01/11/22 em Para ler

A mesa do boteco do Planalto

Ah! As discussões nas mesas dos botecos… É difícil algo que se compare a uma boa discussão em mesa de boteco. A mesa de boteco é um território livre que funciona sob regras acordadas tacitamente. Não é explícito, por exemplo, que você não deva se aprofundar longamente na defesa do seu ponto de vista com base em um artigo científico durante mais de oito ou nove minutos. Poder, você até pode, mas verá um ocupante da mesa se levantar dizendo que está apertado e vai aproveitar que a fila na porta do banheiro diminuiu, um outro vai dizer que precisa desesperadamente pedir o telefone daquela pessoa que acabou de lhe dar uma encarada das boas, o fumante vai sorrateiramente até a rua fumar seu cigarro. E você estará só – ou acompanhado apenas de quem não está mais interessado em discutir e quer só balançar a cabeça para frente e para trás, lentamente, tentando não dormir na cadeira .

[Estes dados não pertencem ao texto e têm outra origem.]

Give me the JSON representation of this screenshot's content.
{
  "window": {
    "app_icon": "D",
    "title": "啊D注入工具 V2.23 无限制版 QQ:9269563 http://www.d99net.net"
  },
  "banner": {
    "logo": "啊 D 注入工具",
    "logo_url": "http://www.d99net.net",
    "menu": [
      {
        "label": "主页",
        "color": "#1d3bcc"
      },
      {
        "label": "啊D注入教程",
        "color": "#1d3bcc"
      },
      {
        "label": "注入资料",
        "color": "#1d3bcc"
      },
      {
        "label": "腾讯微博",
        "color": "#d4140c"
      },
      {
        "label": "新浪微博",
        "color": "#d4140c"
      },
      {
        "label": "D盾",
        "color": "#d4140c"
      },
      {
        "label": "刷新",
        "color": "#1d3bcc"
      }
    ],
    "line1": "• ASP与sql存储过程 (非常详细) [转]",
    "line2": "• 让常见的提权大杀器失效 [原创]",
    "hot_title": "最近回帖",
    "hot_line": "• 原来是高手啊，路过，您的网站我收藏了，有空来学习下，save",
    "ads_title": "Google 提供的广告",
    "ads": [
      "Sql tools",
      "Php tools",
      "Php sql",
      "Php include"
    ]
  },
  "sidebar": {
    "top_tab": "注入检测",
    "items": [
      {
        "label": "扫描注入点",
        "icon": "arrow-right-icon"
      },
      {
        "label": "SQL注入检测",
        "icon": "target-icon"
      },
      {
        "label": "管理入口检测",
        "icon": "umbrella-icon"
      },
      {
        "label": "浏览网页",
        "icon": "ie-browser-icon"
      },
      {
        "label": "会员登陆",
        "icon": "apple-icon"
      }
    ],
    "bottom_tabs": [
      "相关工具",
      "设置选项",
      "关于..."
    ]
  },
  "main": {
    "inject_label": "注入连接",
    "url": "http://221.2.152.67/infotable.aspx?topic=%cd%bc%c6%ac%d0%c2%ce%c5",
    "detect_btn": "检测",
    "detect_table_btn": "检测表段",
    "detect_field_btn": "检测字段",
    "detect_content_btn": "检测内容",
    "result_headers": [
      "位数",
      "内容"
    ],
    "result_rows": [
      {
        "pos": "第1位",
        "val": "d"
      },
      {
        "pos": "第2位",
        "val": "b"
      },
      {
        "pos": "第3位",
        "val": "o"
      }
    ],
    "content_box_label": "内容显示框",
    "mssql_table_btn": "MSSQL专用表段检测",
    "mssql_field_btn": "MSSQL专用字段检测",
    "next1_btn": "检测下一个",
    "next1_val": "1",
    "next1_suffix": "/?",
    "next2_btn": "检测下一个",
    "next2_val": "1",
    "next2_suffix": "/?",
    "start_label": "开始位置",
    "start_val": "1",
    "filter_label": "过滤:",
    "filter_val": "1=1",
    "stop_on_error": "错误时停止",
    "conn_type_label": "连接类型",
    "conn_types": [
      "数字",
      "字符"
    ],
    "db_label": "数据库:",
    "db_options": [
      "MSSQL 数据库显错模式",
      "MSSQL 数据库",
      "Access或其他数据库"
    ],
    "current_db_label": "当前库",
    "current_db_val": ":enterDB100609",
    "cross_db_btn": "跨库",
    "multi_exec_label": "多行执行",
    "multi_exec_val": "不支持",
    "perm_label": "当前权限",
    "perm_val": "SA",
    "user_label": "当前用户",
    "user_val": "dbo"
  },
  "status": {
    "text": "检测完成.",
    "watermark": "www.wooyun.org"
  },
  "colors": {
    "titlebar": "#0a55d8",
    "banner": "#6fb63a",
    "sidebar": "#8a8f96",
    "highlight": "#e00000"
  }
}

A discussão na mesa do boteco aceita quase tudo, mas não aceita arrogância. É o território onde arrogância com ignorância se paga. Porque na mesa do boteco vale desfiar um rosário de nomes importantes e conhecidos que validem a sua tese, vale interromper o outro e deixar ser interrompido e vale concordar discordando e discordar concordando, praticado a gloriosa técnica de desconcordar.

Na mesa do boteco você pode desenvolver teorias conspiratórias envolventes que, sem sombra de dúvida, segurarão as pessoas na mesa, a ponto de o fumante ficar parado com o cigarro apagado entre os dedos de uma mão e o isqueiro preso na outra mão.

Na mesa do boteco você pode defender seu ponto de vista citando o vídeo do Youtube e o artigo da Wikipedia e com isso deixar plantada na cadeira a pessoa apertada para fazer xixi.

Na mesa do boteco você pode chamar o garçom para dar o voto de Minerva e sua palavra valerá mais que uma decisão do STF, pois o garçom tem o poder do habeas copus.

Na mesa do boteco você pode arrolar um argumento do qual não tem certeza absoluta, e que dito com firmeza e clareza será aceito pelos outros e você poderá, antes de tomar um gole de cerveja, concluir dizendo “pelo menos é assim que eu vejo”, o que abre imediatamente o espaço para o outro desconcordar de você. E assim caminha a brasilidade, entre desconcordâncias praticamente inúteis e goelas constantemente refrescadas.

Mas – e ao falar um “mas” na mesa do boteco você pode desembestar pela lista de conjunções adversativas que aprendeu na quinta-série, enfiando um “mas, porém, contudo, todavia, no entanto” – mas, dizia eu, a graça e a validade das discussões de mesa do boteco se restringem às mesas dos botecos. Ou aos balcões dos botecos ou, ainda, às calçadas em frente aos botecos. Não obstante – ou ainda assim, apesar disso, mesmo assim, de outra sorte (olha essa, que luxo linguístico!) – não obstante, completava eu, a mesa do boteco extrapolou seus limites e parece ter se instalado em lugares onde ela não se encaixa adequadamente.

No Planalto, por exemplo, e mesmo na mesa do boteco pode-se vale de metonímias,  embora seria no mínimo pedante tentar explicar o que é uma metonímia. O Planalto hoje trata qualquer questão como se estivesse no boteco, mas sem a graça do boteco. No Planalto, são listados todos os argumentos válidos no boteco, o WhatsApp, o Youtube, a Wikipedia, as teorias conspiratórias e até o meu tio que disse. No Planalto, não valem os argumentos científicos elaborados nas universidades e a desconcordância é punida com um pesco-tapa moral, por enquanto. E, no Planalto, o garçom só é chamado porque sabe-se de antemão que ele concorda com quem está falando.

Eu não sei que cerveja estão servindo na mesa do boteco do Planalto. Talvez nenhuma, talvez uma cerveja aguada, ou uma cerveja quente, vencida, choca. Pode ser que seja uma cerveja azul para os meninos e outra cerveja rosa para as meninas. As meninas da mesa do boteco do Planalto tomam cerveja? Toma-se cerveja no planalto? É capaz que não, e talvez isso explicaria tudo. E não resolveria nada.